France says Vladimir Putin is moving towards de-escalating the crisis in Ukraine

French officials say Vladimir Putin has de-escalated the crisis in Ukraine, vowing not to take any new “military initiatives” and agreeing to withdraw thousands of Russian troops from Belarus after the planned exercises.

If the agreement – reached during talks with French counterpart Emmanuel Macron on Monday – is confirmed by Putin, it could ease tensions in the region as Russia amasses more than 100,000 troops along Ukraine’s borders.

Kremlin spokesman Dmitry Peskov told the Financial Times that Putin and Macron were “ready to continue the dialogue” on France’s proposals, but that discussions had not yet completely allayed Moscow’s concerns.

“All these topics require the consent of France’s allies in the EU and NATO, especially the United States,” Peskov said. “It’s too early to talk about anything else.”

Neither Putin nor Macron directly mentioned such a deal at a press conference after five hours of talks, although the French president said his Russian counterpart had assured him he was ready to talk about de-escalation.

Instead, Putin was combative and critical of NATO, blaming the West and Ukraine for the crisis, but said Russia would do everything possible to “reach compromises acceptable to all” on European security.

“I think it is very likely that some of his ideas and proposals, even if it is too early to talk about them, will become part of the basis for our next joint steps,” Putin said of Macron’s proposals.

Russia is urging NATO to promise never to allow Ukraine and to withdraw its eastward expansion, essentially rewriting the entire post-Cold War security order in Europe.
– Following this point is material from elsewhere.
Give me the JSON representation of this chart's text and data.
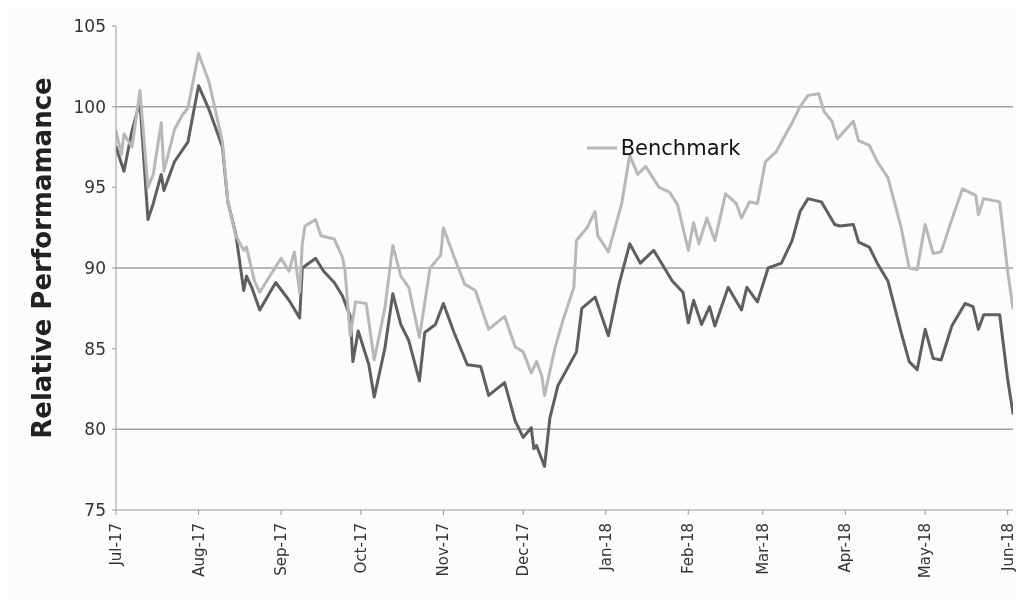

Western officials said the demands were unacceptable, but tried to find common ground with Moscow on other issues, such as arms control.

Macron, who is due to meet with Ukrainian President Vladimir Zelensky in Kiev on Tuesday, acknowledged deep differences between Russia and the West over the conflict in Ukraine and said the countries were looking for “new solutions” to ensure security and stability.

“We are aware of the gravity of the situation and the urgent need, in the interests of all, to find a way to preserve peace and stability in Europe,” Macron said after the talks. “There’s still time.”

According to French officials, there was an agreement not to take new military initiatives and to hold a broad dialogue on the deployment of Russian troops.

Officials said the agreement would include the withdrawal of Russian troops from Belarus this month following the completion of a huge joint exercise involving a contingent of about 30,000 people. This will also lead to additional meetings and an agreement on a “structured dialogue on collective security”.

Macron said the goal is to build “concrete security guarantees” for all countries in the region, including Russia, Ukraine and EU members, which will allow for a “new order of security and stability in Europe”.

Leaders began talks sitting alone at opposite ends of a huge oval table that the Kremlin said was a precaution against social distancing before moving on to a hearty dinner that included langoustines, Russian fish soup and a selection of sturgeon or venison.

The wine offered is from a Black Sea vineyard, which opposition activist Alexei Navalny, Putin’s most prominent opponent, claims is part of a lavish palace complex allegedly built for the president’s use. Putin denied owning the palace.